Anxiety is one of the most common dream emotions, and a nightmare is simply an anxiety-laden dream from which the dreamer awakens spontaneously, and which it is remembered, at least for a short time, vividly (Beare). There are degrees of fear in the nightmare world from mild panic to sheer terror, and these tend to mirror the degree of anxiety, which triggers them (Parker 106). In it's extreme form when a dreamer awakes from the nightmare in terror, sweating, heart pounding, pupils dilated with the dreams terrifying image still vivid in the mind, but more often anxiety shows up in dreams in a less melodramatic state (Shulman 73). For most people nightmares are no real problem. But if they occur very frequently and are very intense, they can be disruptive of sleep and may be distressing enough to drive people to their doctor for treatment (Fenwick 33). Women have been found to be more nightmare prone than men, there also seems to be a relationship between personality and the types of nightmares that may occur (Strachey 34).

Type A people, ambitious, driving achievers, are said to be more likely to report post traumatic nightmares (Fenwick 33). If one is prone to nightmares, there are a few obvious ways to protect dreamers from having nightmares-avoid horror videos and films before bed (Beare). Certain drugs for example, the beta-blockers prescribed for heart patients, may increase the frequency of nightmares (Parker 108). People with Parkinson's disease tend to have frequent nightmares and vivid dreams, probably due to the drug L-Dopa, which is used to treat the disease (Shulman 74). By far the most common and most potent triggers of nightmares are psychological factors-anxiety, mental stress, and major life events. When one is distressed, dreams become traumatic.

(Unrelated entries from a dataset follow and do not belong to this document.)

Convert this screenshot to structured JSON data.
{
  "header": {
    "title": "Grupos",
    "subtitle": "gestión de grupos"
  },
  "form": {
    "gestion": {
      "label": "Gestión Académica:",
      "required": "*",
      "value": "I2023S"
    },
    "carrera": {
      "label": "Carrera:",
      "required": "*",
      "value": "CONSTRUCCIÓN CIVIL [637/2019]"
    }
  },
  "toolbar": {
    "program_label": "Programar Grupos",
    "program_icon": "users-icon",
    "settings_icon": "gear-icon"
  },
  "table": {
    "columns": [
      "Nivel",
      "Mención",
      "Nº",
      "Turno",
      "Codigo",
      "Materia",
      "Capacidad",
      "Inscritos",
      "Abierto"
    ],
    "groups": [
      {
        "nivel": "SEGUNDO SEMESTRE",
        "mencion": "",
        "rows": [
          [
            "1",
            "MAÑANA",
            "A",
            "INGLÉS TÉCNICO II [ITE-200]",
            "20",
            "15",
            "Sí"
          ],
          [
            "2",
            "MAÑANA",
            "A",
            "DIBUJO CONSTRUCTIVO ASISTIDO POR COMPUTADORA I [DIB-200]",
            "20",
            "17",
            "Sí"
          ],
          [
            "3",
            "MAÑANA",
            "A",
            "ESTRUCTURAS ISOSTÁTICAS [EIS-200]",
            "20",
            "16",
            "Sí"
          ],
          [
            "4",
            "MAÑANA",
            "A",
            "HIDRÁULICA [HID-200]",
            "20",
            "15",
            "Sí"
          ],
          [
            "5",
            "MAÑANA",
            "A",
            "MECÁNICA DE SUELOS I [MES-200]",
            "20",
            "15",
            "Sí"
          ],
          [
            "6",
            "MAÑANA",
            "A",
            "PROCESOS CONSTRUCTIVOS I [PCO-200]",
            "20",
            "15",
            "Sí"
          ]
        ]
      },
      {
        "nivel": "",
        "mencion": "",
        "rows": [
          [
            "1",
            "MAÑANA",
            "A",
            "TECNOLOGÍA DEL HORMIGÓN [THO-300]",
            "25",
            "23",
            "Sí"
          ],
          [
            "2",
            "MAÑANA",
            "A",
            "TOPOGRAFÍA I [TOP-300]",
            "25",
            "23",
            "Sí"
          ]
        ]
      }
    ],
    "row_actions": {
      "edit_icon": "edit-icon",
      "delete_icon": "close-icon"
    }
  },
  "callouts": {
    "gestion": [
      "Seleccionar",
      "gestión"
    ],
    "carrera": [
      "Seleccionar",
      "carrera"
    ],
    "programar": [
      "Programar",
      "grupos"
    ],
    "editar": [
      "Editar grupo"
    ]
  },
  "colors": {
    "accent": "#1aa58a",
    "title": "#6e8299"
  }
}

People dream more often of death, separation, and mutilation (Schneider). "So close is the link between life traumas and nightmares that it has even been suggested that the detailed and capias es dream diaries were quite commonly kept in the seventeenth and eighteenth night, serve as a useful tool for his tori cal research (Fenwick 34). Dreams can be helpful in integrating stressful events, but they are not helpful to someone who is dealing with stress by walling it off or keeping it out of his or her conscious awareness (Fenwick 34). It is only when the dreamers learned to stop trying to repress these memories in waking life; that they surfaced less often in the dreams. Subsequent studies of veterans of other wars have shown the same phenomena (Freud). Soldiers who have actually been in war have more nightmares than non-combat military personnel do, and their nightmares are more likely to be recurrent and to reflect actual events (Fenwick 36).

The nightmares of even the most nightmare prone civilians do not usually show the quality of the nightmares of soldiers. Most people's lives are uneventful, the nightmares are more likely to mirror emotion trauma and to be represented by fearful situations that have no basis is reality (Parker 98). Obviously if stress is causing frequent nightmares, the best solution is to reduce the stress. Learning a relaxation technique and practicing this before going to sleep may help (Freud). An alteration is to try to develop strategies for coping with the nightmare as it happens (Freud). In conclusion, dreams are very complex things.

The study of dreams is very difficult and it has taken scientist many years and much trial and error to figure out what they know. Although, scientists have tried to figure out why people dream and what dreams mean, I feel that only the dreamer will understand the complete meaning.